You know, I sometimes feel like I’m a real mean dad.  You might not be able to tell, but I often am afraid for my kids’ well-being, not because I’m psycho, but because their coordination is that of a 3 year old (which is convenient for the 3 year old, but not so much for the 5 year old and 8 year old).  I don’t blame them, as I remember having a growth spurt in my youth and man alive I was awkward and clumsy (they said it’ll wear off… but I’m still waiting).

So as I watch these clumsy kids play and interact and run, I get scared that they are going to collide into each other or into a counter top or into a large stationary wall that is clearly in their way but somehow has turned invisible as soon as they start running.  I get scared that they are going to jump on their beds, fall off, and then bump their heads.  I’m scared that they are going to find my hidden stash of ninja weapons and accidentally hurt each other (just kidding, my stash isn’t hidden).

In my fear, I tell them to stop.  Stop running blindly, stop jumping haphazardly, stop flailing wildly.  Just stop.

And that is when it hits me.  I’m the mean dad.  At least, that is what they tell me.  But you know what?  I will very likely still tell them to stop because it is for their own good.  Perhaps for some of my own sanity, but mostly for their own good.

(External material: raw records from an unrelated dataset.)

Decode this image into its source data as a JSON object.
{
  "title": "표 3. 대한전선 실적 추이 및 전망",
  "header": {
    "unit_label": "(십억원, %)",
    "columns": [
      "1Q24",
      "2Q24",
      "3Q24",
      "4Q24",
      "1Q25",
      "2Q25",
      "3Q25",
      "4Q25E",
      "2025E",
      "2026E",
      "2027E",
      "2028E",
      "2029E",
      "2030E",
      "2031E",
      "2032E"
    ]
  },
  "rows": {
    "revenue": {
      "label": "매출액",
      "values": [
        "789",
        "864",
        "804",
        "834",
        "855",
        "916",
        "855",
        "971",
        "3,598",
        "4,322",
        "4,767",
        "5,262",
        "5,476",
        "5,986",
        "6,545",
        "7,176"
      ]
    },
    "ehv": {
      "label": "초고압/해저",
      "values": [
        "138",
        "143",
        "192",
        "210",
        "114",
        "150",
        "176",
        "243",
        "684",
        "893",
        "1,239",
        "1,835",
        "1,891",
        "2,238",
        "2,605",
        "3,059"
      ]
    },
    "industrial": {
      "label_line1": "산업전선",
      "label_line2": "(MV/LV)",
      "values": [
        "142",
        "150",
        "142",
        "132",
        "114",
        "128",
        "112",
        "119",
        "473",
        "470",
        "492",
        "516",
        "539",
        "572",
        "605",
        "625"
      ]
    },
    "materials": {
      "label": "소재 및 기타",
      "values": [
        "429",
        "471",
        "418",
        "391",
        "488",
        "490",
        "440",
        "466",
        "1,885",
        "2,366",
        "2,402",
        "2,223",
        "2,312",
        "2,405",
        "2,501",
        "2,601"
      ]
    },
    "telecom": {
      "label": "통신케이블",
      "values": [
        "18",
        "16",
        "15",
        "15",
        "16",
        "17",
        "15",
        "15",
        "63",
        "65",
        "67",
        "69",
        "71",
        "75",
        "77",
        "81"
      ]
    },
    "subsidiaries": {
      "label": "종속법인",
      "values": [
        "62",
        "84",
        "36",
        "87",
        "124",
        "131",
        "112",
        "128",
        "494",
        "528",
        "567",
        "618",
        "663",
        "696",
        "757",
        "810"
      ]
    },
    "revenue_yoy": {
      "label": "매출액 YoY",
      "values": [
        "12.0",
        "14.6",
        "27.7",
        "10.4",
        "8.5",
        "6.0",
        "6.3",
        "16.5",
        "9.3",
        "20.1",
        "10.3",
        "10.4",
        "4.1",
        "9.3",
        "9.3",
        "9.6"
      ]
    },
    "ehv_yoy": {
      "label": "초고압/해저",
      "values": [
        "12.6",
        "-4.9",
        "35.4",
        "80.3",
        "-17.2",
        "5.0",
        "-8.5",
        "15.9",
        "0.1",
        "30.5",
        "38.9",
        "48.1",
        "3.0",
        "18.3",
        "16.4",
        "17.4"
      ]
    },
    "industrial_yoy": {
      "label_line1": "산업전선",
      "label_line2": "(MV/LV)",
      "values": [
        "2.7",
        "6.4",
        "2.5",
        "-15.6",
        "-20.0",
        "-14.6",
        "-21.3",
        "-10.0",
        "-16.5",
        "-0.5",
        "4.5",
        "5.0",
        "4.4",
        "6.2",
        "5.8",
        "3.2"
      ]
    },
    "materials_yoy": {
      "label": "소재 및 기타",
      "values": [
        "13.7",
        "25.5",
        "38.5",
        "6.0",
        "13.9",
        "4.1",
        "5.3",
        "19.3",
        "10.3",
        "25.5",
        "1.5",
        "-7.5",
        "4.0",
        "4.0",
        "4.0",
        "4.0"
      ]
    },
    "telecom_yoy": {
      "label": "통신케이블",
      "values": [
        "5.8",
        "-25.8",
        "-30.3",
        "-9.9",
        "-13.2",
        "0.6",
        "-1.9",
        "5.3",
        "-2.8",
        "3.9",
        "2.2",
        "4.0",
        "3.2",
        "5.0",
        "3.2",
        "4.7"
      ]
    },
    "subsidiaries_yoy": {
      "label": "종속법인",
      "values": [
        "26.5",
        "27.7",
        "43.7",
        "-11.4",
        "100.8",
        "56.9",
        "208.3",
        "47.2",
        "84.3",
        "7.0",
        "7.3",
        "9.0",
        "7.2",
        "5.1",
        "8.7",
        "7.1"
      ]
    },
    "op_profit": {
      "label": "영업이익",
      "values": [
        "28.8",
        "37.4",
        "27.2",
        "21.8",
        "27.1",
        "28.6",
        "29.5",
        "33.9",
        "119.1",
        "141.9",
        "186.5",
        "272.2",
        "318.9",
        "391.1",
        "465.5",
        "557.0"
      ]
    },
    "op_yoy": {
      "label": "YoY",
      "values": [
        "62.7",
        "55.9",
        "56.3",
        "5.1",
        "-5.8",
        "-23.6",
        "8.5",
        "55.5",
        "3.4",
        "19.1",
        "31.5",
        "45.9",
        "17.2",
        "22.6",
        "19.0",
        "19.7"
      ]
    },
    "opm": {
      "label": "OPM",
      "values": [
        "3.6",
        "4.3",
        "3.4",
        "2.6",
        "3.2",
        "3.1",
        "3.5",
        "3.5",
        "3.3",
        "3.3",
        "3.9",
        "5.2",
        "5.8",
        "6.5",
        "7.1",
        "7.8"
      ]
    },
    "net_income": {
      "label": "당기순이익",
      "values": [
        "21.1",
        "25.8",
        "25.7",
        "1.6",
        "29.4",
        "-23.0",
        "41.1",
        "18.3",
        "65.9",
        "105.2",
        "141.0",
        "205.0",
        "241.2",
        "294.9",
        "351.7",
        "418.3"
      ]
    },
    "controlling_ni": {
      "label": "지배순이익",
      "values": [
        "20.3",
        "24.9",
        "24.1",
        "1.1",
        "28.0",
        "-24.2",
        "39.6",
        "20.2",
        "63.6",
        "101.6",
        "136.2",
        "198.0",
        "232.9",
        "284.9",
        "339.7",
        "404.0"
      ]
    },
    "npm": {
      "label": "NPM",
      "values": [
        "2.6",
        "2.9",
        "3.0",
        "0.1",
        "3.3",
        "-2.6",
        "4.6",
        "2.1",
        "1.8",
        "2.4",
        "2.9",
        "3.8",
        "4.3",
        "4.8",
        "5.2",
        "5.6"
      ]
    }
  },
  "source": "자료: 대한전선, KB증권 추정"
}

The readings for next week are:
Ezekiel 18:1-4, 25-32
Psalm 25:1-9
Philippians 2:1-13
Matthew 21:23-32

“By what authority are you doing these things?”  Jesus was asked this by the religious leaders who had their vendor tables freshly flipped over.  A fair question, I suppose, as they just had their whole lives turned upside down by a guy who claims to be on their side.  In their eyes, Jesus wasn’t really on their side.  In their minds, they were probably thinking friends don’t overturn friend’s tables.  In their lives, it might have seemed like Jesus was being this mean dad.

But then Jesus explains to us his authority by a parable.  A dad asks his two sons to work and one is rude and refuses but changes his mind, the other is nice and agrees but changes his mind as well.  So which was the “better” son?  Which did the will of his father?  Which of the two acted by the correct authority?

The answer seems simple, it is the one who ended up doing what was asked of him, but why?  By what authority is he acting?  It clearly isn’t the father’s, as that son told him to get lost.  It wasn’t by the other brother’s, as that brother actually did get lost.  I would even argue that it wasn’t even his own authority as if it were up to him from the beginning, the poor vineyard would get no love whatsoever.

The authority, I gather, comes from our innate moral compass, graciously given to us by God, guiding us by the power of the Spirit to do what is good and right and true.  This authority might not get us to kick tables down, but it might get us to help our friend who is in need, or our neighbour who needs a hand, or a stranger who is hungry.  It is what drives us, what strengthens us to do what we do, what empowers us to be children of God.

So the authority isn’t about being mean or disallowing others to do whatever they want, but it is about doing what is good for all, even if it might seem to be the less fun option out there.